Concepto de inmutable

El origen etimológico del adjetivo inmutable, lo hallamos en el latín “inmutabilis”. Está integrado por el prefijo de negación “in”, por el verbo “mutare”, que significa mutar o cambiar, y el prefijo de probabilidad “bilis”.

Lo que es inmutable no varía, permanece igual en cuanto a sus características materiales y/o inmateriales. Ejemplos: “Este sillón está tan cuidado que permanece inmutable tras el paso de las generaciones”, “Mi decisión de renunciar al empleo es inmutable, ya lo pensé muy bien y no cambiaré de opinión” o “Su rostro inmutable no reflejaba emoción alguna a pesar de las dramáticas noticias que recibió”. En estos ejemplos observamos que no se trata de una invariabilidad absoluta, sino que puede haber un pequeño cambio o alteración pero que no es significativo.

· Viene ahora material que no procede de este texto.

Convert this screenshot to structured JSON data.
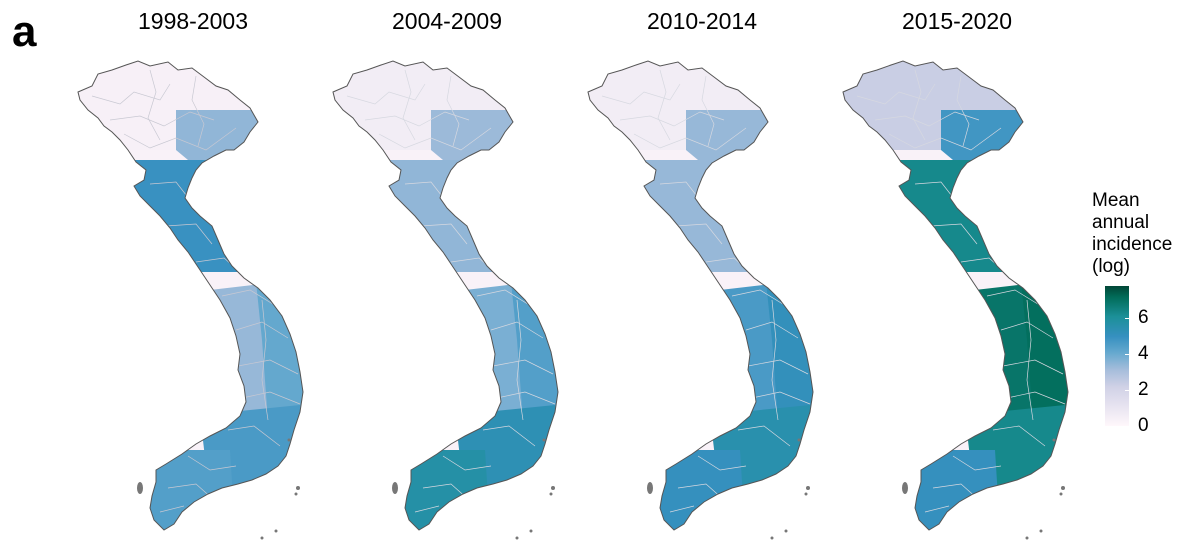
{
  "figure": {
    "panel_letter": "a",
    "periods": [
      "1998-2003",
      "2004-2009",
      "2010-2014",
      "2015-2020"
    ],
    "maps": [
      {
        "period": "1998-2003",
        "regional_level": {
          "north_highlands": 0.2,
          "red_river_delta": 2.6,
          "north_central_coast": 4.4,
          "south_central_coast": 3.4,
          "central_highlands": 2.5,
          "southeast": 4.0,
          "mekong_delta": 3.8
        }
      },
      {
        "period": "2004-2009",
        "regional_level": {
          "north_highlands": 0.3,
          "red_river_delta": 2.4,
          "north_central_coast": 2.6,
          "south_central_coast": 3.8,
          "central_highlands": 3.0,
          "southeast": 4.8,
          "mekong_delta": 5.2
        }
      },
      {
        "period": "2010-2014",
        "regional_level": {
          "north_highlands": 0.3,
          "red_river_delta": 2.5,
          "north_central_coast": 2.5,
          "south_central_coast": 4.6,
          "central_highlands": 4.0,
          "southeast": 5.0,
          "mekong_delta": 4.5
        }
      },
      {
        "period": "2015-2020",
        "regional_level": {
          "north_highlands": 1.3,
          "red_river_delta": 4.2,
          "north_central_coast": 5.8,
          "south_central_coast": 6.6,
          "central_highlands": 6.4,
          "southeast": 5.8,
          "mekong_delta": 4.5
        }
      }
    ]
  },
  "legend": {
    "title_lines": [
      "Mean",
      "annual",
      "incidence",
      "(log)"
    ],
    "scale_min": 0,
    "scale_max": 7.8,
    "ticks": [
      "0",
      "2",
      "4",
      "6"
    ],
    "colors": [
      "#fff7fb",
      "#d0d1e6",
      "#a6bddb",
      "#67a9cf",
      "#3690c0",
      "#1c9099",
      "#016c59",
      "#014636"
    ]
  },
  "colors": {
    "border": "#555555",
    "province_line": "#c8c8d2",
    "background": "#ffffff"
  }
}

El filósofo presocrático griego, Parménides, quien nació aproximadamente en el año 520 antes de la era cristiana, escribió el poema “Sobre la naturaleza” donde afirmó que la realidad es una sola, el Ser inmóvil, eterno, el ente, al que se llega por vía de la razón, y que lo que percibimos como cambio es solamente una ilusión, que es la multliplicidad, concretada en todas las cosas que nos rodean, y a cuyo conocimiento llegamos por vía de la opinión, lo que no afecta a la unidad del ente. Su contemporáneo Heráclito es el que afirmó, por el contrario, que todo es un devenir.

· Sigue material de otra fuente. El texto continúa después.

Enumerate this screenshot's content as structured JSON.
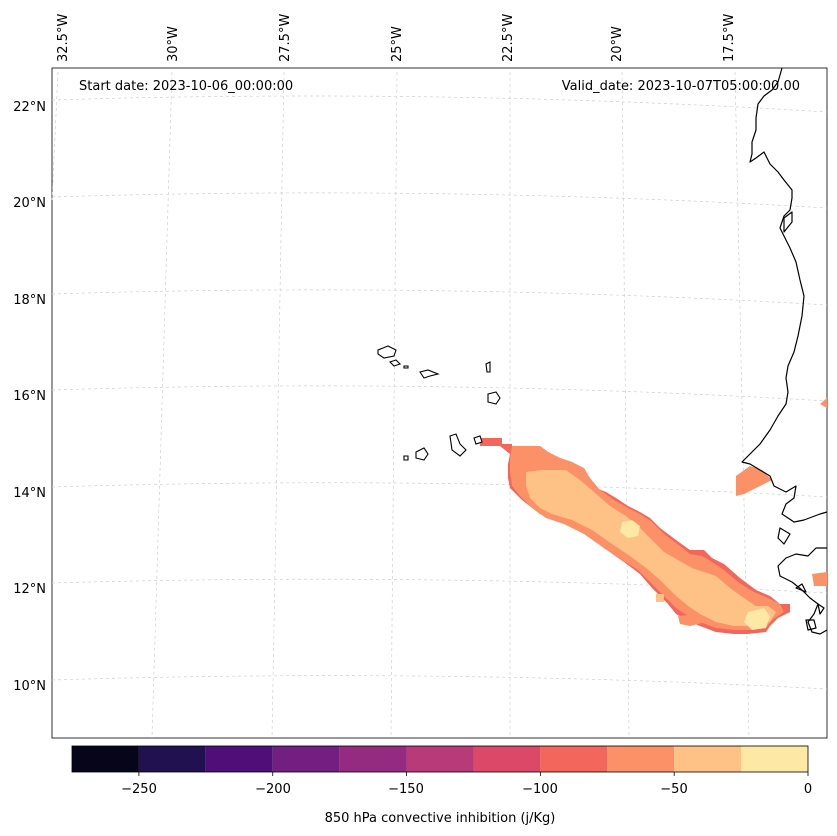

Un siglo después, el filósofo griego Platón, con gran influencia de Parménides, sostuvo que hay dos mundos: el sensible, el que captamos en nuestra vida cotidiana a través de los sentidos, que es variable e imperfecto, y otro, el de las ideas, que es perfecto e inmutable. Las cosas que percibimos son una copia de ese mundo ideal e inmutable, de carácter no fiel. Lo inalterable es solo la idea. Lo sensible sufre la acción del factor tiempo.

Para las religiones monoteístas lo que no cambia es Dios y su plan para el mundo. San Agustín, filósofo cristiano, consideró que el hombre estaba dotado de cuerpo y alma, como bíblicamente se enseña, pero ambas partes son mutables a lo largo de la vida, siendo el Creador, lo inmutable.